Reviewer Conny Withay:Operating her own business in office management since 1991, Conny is an avid reader and volunteers with the elderly playing her designed The Write Word Game. A cum laude graduate with a degree in art living in the Pacific Northwest, she is married with two sons, two daughters-in-law, and three grandchildren.
Author: Frank Viola
Publisher: David C. Cook
“Upon making this discovery, the Lord’s dear people will be faced with a decision: to answer the call of meeting around Jesus Christ alone in a way that He has prescribed, or to remain chained to the unmovable traditions of men,” Frank Voila states in his book, Jesus Now – Unveiling the Present-Day Ministry of Christ.
This one hundred and ninety-two page paperback targets those interested in Jesus’s role on earth after His ascension to present day. Using mainly the New American Standard Bible, also used are NIV, KJV, ESV, HCSB, NKJV, ISV, and NLT versions.
The purpose of the book is to show how Jesus is alive, actively participating in our lives today. After a foreword by Leonard Sweet and an introduction, eight chapters concentrate on topics that can be covered by group discussions over eight weeks or eight months. The book ends with acknowledgements and a discipleship course; no index or author’s biography mentioning education is included.
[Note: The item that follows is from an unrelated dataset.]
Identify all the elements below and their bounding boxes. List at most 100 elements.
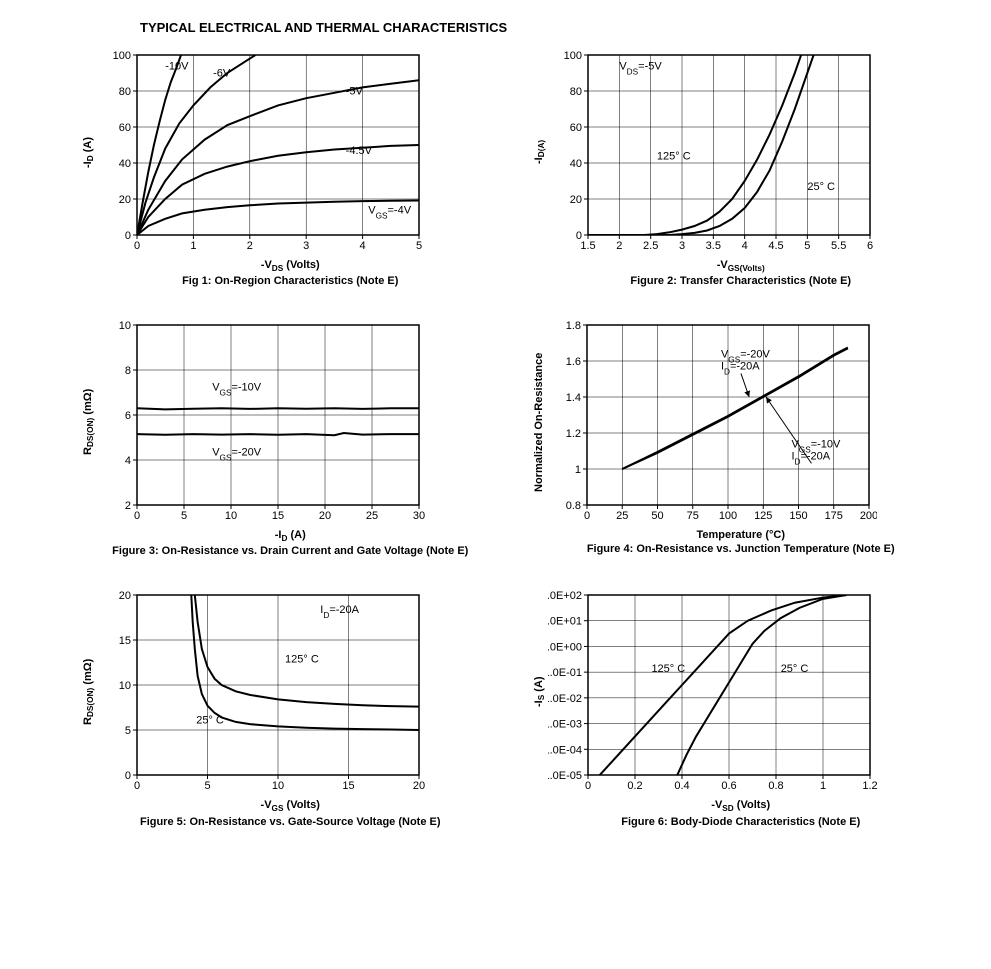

Chapters discuss the Biblical perspective of Jesus being our Great High Priest, Chief Shepherd, Heavenly Bridegroom, Author and Finisher of our faith, Builder of “Ekklesia” (or assembly), Head of the church, and Lord of the world, ending with Jesus Christ today.
With a plethora of Bible verses, included are the plan of eternal salvation, what Christ’s blood accomplishes, a breakdown of Psalm 23, five different states of the human conscience, a list of insights and advice for believers along with a list of whom we are in Christ, an explanation of the fivefold ministry and the ascension gifts, fifty things the Holy Spirit does, five aspects of Christ’s headship today, and three main errors regarding Christians’ relationship with the world.
Viola reiterates not to serve God to get His favor and acceptance, serve by having Him give them freely to us. He considers three veins of Christianity: legalism and libertinism with lordship/liberty the proper choice. A promoter of the organic church and all nine spiritual gifts based on New Testament apostles’ teachings, readers may be confused on his vague stance of prophets and speaking in tongues today even though he states both “charismaniac” and “charisphobic” positions are imbalanced.
As the writer validates many Bible verses and explains churches today needing to return to similarities of Jesus teaching the twelve disciples, he is spot on reminding us to focus on Who will have our worship, life and allegiance.
Thanks to David C. Cook for furnishing this book in exchange for a review based on the reader’s opinions.